Toys R Us is long gone, but its former private equity owners still can’t shake it.
Driving the news: A U.S. bankruptcy court judge has ruled that a creditor lawsuit can proceed against a group of the bankrupt retailer’s former top executives and directors, including partners of Bain Capital and KKR.
Flashback: Toys R Us went under in 2017, causing around 3,000 employees to lose their jobs.
- There was plenty of blame to go around. The PE firms for larding on too much debt. The senior lenders for refusing to negotiate. Management for failing to innovate.
- The PE firms would later create a $20 million severance fund for fired workers. They also realized slight profit at the GP level from Toys, even though LPs were wiped clean.
The case: Creditors allege that the company spent around $600 million on goods and services between filing for Chapter 11 bankruptcy and liquidating its stores, without adequately disclosing to vendors that the company’s finances were dire enough that shutdowns were likely.
- Plaintiffs also take issue with advisory fees paid to the company’s private equity sponsors between 2014 and 2017, plus certain management bonuses.
- Judge Keith Phillips allowed both claims to proceed. He did, however, dismiss allegations that the company’s decision to take on debtor-in-possession financing was a breach of fiduciary duty.
What to know: Private equity representatives on company boards are generally covered by directors and officers (D&O) liability insurance, although such policies typically include deliberate fraud exemptions.
- No comment on the ruling from either Bain or KKR, and it’s unclear how their specific D&O policies would (or wouldn’t) be applied were the firms to lose in court.
- It’s also worth noting a line from the defendants’ failed request for summary judgment, which doesn’t do much for the reputation of either PE or people like former Toys CEO Dave Brandon: “So long as a company is not insolvent, its Board members owe a fiduciary duty to the company and its owners, and can take actions that benefit the owners to the detriment of the company.”

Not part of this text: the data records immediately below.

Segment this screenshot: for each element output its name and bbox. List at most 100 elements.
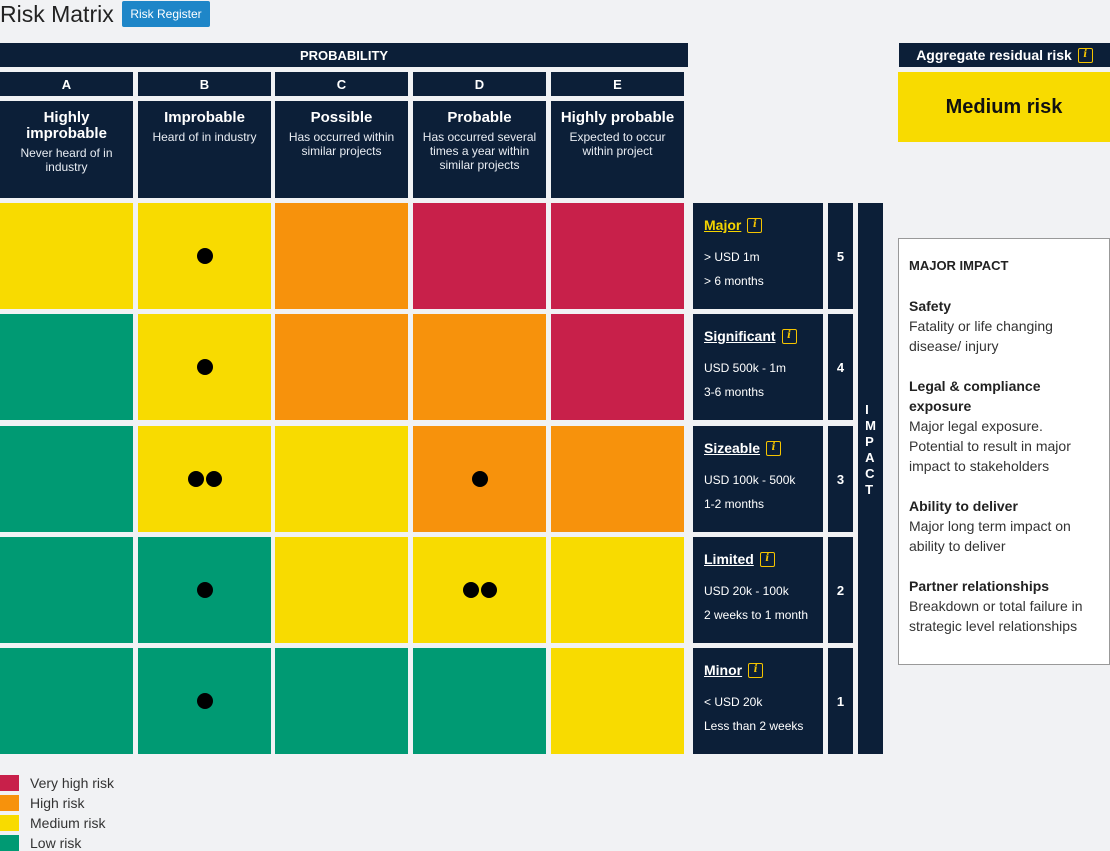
risk-marker[interactable] [196,359,213,375]
legend-label: Medium risk [30,815,106,831]
detail-section-heading: Partner relationships [909,578,1050,594]
impact-label-limited: Limited i USD 20k - 100k 2 weeks to 1 month [693,537,823,643]
probability-name: Possible [310,109,373,126]
impact-level-2: 2 [828,537,853,643]
impact-duration: > 6 months [704,274,764,288]
info-icon[interactable]: i [759,551,775,567]
impact-name-link[interactable]: Major [704,217,742,233]
detail-section-delivery: Ability to deliver Major long term impac… [909,496,1099,556]
probability-desc: Expected to occur within project [569,130,666,158]
legend-item-medium: Medium risk [0,815,105,831]
probability-description-a: Highly improbable Never heard of in indus… [0,101,133,198]
probability-desc: Has occurred several times a year within… [422,130,537,172]
legend-label: Very high risk [30,775,115,791]
aggregate-risk-value: Medium risk [898,72,1110,142]
impact-duration: 3-6 months [704,385,765,399]
legend-item-very-high: Very high risk [0,775,114,791]
matrix-cell-b2[interactable] [138,537,271,643]
matrix-cell-a2[interactable] [0,537,133,643]
impact-name-link[interactable]: Minor [704,662,743,678]
impact-cost: > USD 1m [704,250,760,264]
impact-duration: 1-2 months [704,497,765,511]
risk-marker[interactable] [480,582,497,598]
probability-column-b: B [138,72,271,96]
matrix-cell-b3[interactable] [138,426,271,532]
detail-title: MAJOR IMPACT [909,258,1009,273]
probability-name: Probable [447,109,512,126]
impact-name-link[interactable]: Significant [704,328,776,344]
impact-axis: I M P A C T [858,203,883,754]
detail-section-text: Major long term impact on ability to del… [909,518,1071,554]
risk-marker[interactable] [205,471,222,487]
probability-description-e: Highly probable Expected to occur within … [551,101,684,198]
matrix-cell-e2[interactable] [551,537,684,643]
legend-swatch [0,815,19,831]
impact-name-link[interactable]: Sizeable [704,440,761,456]
detail-section-safety: Safety Fatality or life changing disease… [909,296,1099,356]
impact-label-sizeable: Sizeable i USD 100k - 500k 1-2 months [693,426,823,532]
detail-section-text: Major legal exposure. Potential to resul… [909,418,1071,474]
info-icon[interactable]: i [1077,47,1093,63]
probability-description-d: Probable Has occurred several times a yea… [413,101,546,198]
impact-level-3: 3 [828,426,853,532]
probability-description-b: Improbable Heard of in industry [138,101,271,198]
matrix-cell-e3[interactable] [551,426,684,532]
probability-name: Highly improbable [26,109,107,142]
matrix-cell-d4[interactable] [413,314,546,420]
matrix-cell-c1[interactable] [275,648,408,754]
impact-label-minor: Minor i < USD 20k Less than 2 weeks [693,648,823,754]
matrix-cell-d5[interactable] [413,203,546,309]
risk-marker[interactable] [196,693,213,709]
impact-detail-panel: MAJOR IMPACT Safety Fatality or life cha… [898,238,1110,665]
matrix-cell-e4[interactable] [551,314,684,420]
impact-name-link[interactable]: Limited [704,551,754,567]
impact-heading[interactable]: Major i [704,217,813,233]
impact-heading[interactable]: Minor i [704,662,813,678]
matrix-cell-a4[interactable] [0,314,133,420]
detail-section-text: Fatality or life changing disease/ injur… [909,318,1053,354]
matrix-cell-e1[interactable] [551,648,684,754]
detail-section-partners: Partner relationships Breakdown or total… [909,576,1099,636]
info-icon[interactable]: i [748,662,764,678]
matrix-cell-d2[interactable] [413,537,546,643]
matrix-cell-b5[interactable] [138,203,271,309]
impact-heading[interactable]: Sizeable i [704,440,813,456]
matrix-cell-c5[interactable] [275,203,408,309]
impact-heading[interactable]: Significant i [704,328,813,344]
risk-register-button[interactable]: Risk Register [122,1,210,27]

The bottom line: Were the creditors to prevail, no matter the particular insurance coverage, it could shake the private equity model. They basically are arguing for a de facto clawback from the company’s private equity owners, much like a PE fund could owe its limited partners were an investment to lose money, based on pre-insolvency fees.
- In theory, this could apply to monies being earned today by PE directors on any portfolio company board.